Nishi Jain is working as an Assistant Professor in the department of Computer Science and Engineering at Vivekananda Institute of Professional Studies – Technical Campus, India. She is currently pursuing Ph.D. in Computer Science and Engineering from Guru Gobind Singh Indraprastha University. She completed her Bachelors and Masters from Delhi Technological University and Maharshi Dayanand University. She has a teaching experience of about 3 years. Her research interests are in the area of Design and Analysis of Algorithms, Machine Learning and Deep Learning.

Monica Rose is an experienced academic and researcher specializing in business analytics, decision science, and information systems. With a Ph.D. from YMCA University and certifications from IIT Delhi, she has contributed extensively to academia through roles at institutions including Amity University, GD Goenka University, and Sunway University. Monica’s teaching encompasses a wide array of subjects like Python, blockchain, and quantitative techniques. She has published widely, received best paper awards, and served on accreditation teams and quality assurance initiatives.

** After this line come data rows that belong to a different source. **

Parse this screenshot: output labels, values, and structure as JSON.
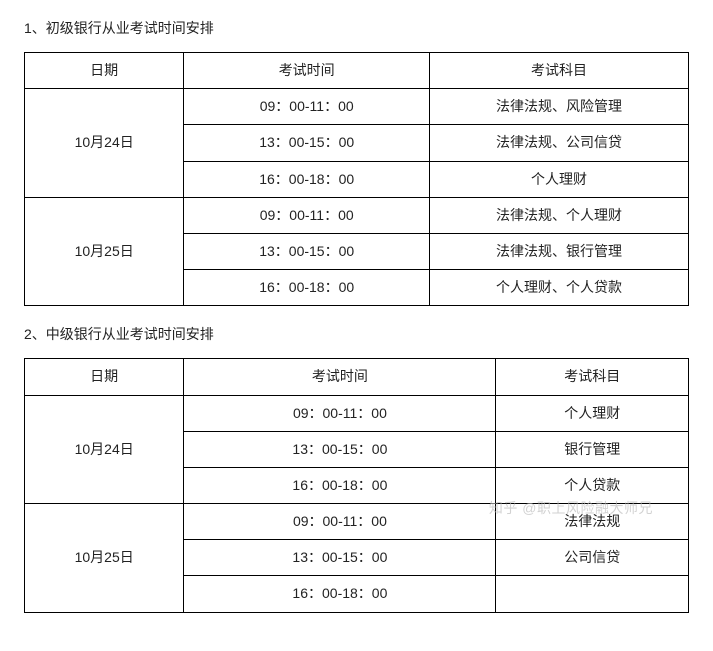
{
  "section1": {
    "title": "1、初级银行从业考试时间安排",
    "headers": {
      "c1": "日期",
      "c2": "考试时间",
      "c3": "考试科目"
    },
    "col_widths": [
      "24%",
      "37%",
      "39%"
    ],
    "groups": [
      {
        "date": "10月24日",
        "rows": [
          {
            "time": "09：00-11：00",
            "subject": "法律法规、风险管理"
          },
          {
            "time": "13：00-15：00",
            "subject": "法律法规、公司信贷"
          },
          {
            "time": "16：00-18：00",
            "subject": "个人理财"
          }
        ]
      },
      {
        "date": "10月25日",
        "rows": [
          {
            "time": "09：00-11：00",
            "subject": "法律法规、个人理财"
          },
          {
            "time": "13：00-15：00",
            "subject": "法律法规、银行管理"
          },
          {
            "time": "16：00-18：00",
            "subject": "个人理财、个人贷款"
          }
        ]
      }
    ]
  },
  "section2": {
    "title": "2、中级银行从业考试时间安排",
    "headers": {
      "c1": "日期",
      "c2": "考试时间",
      "c3": "考试科目"
    },
    "col_widths": [
      "24%",
      "47%",
      "29%"
    ],
    "groups": [
      {
        "date": "10月24日",
        "rows": [
          {
            "time": "09：00-11：00",
            "subject": "个人理财"
          },
          {
            "time": "13：00-15：00",
            "subject": "银行管理"
          },
          {
            "time": "16：00-18：00",
            "subject": "个人贷款"
          }
        ]
      },
      {
        "date": "10月25日",
        "rows": [
          {
            "time": "09：00-11：00",
            "subject": "法律法规"
          },
          {
            "time": "13：00-15：00",
            "subject": "公司信贷"
          },
          {
            "time": "16：00-18：00",
            "subject": ""
          }
        ]
      }
    ]
  },
  "watermark": "知乎 @职上风险融大师兄"
}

Her expertise extends to developing courses, coordinating MBA programs, and fostering student engagement through innovative learning methods.

Nidhi Singh is an accomplished academician with over 14 years of experience spanning teaching, training, and corporate sectors. Currently serving as an Assistant Professor at G.D. Goenka University in Haryana, India, she holds a Ph.D. in Management and an MBA in Information Technology and Marketing. Her expertise covers business analytics, information technology, and emerging fields such as machine learning, data visualization, and disruptive technologies in higher education. She has published over twenty research papers in reputed journals like SCOPUS, WOS, and ABDC. Dr. Singh also holds certifications from prestigious institutions, including Harvard Business School and the Indian Institute of Management Visakhapatnam, further solidifying her expertise in emerging technologies and business strategies.

Rahul Singhai is affiliated to International Institute of Professional Studies (IIPS), Devi Ahilya University, Indore (M.P.), India where he is currently working as Assistant Professor (Senior Grade). He had received his Ph.D. degree in the core area of Data Mining from Department of Computer Sc & App, Dr. Hari Singh Gour Central University, Sagar (M.P.). He has authored and co-authored several national and international publications and also working as a reviewer for reputed professional journals. He is having an active association with different societies and academies around the world. He has received grant for 3 patents in the different area of computer science. His major research interest involves Data Mining, Operating System, DBMS, Computer Network & Cloud Computing.

Manoj Kumar working as an Associate Professor in the Department of Mathematics and Statistics, Gurukula Kangri University, Haridwar (Uttarakhand). He is obtained his B. Sc. Degree from Chaudhary Charan Singh University, Meerut, Uttar Pradesh. He is awarded for M Sc, M Phil and Ph D Degrees in Mathematics from the same University. He has also completed a six-month course viz certificate of Proficiency in Russian Language during his M Phil Degree program. He is qualified CSIR-NET exam in Mathematics. His fields of research interest are Cryptography and Network Security, Elliptic Curve Cryptography, Isogeny based Cryptography, Quantum Cryptography, Post Quantum Cryptography and Ancient Indian Vedic Mathematics. He has published more than 50 research articles in his research area. He has published a book entitled “The Elliptic Curves: Vedic Mathematics and Cryptography”. Five scholars have been awarded Ph D degree under his supervision. Three research scholars are still working in his guidance.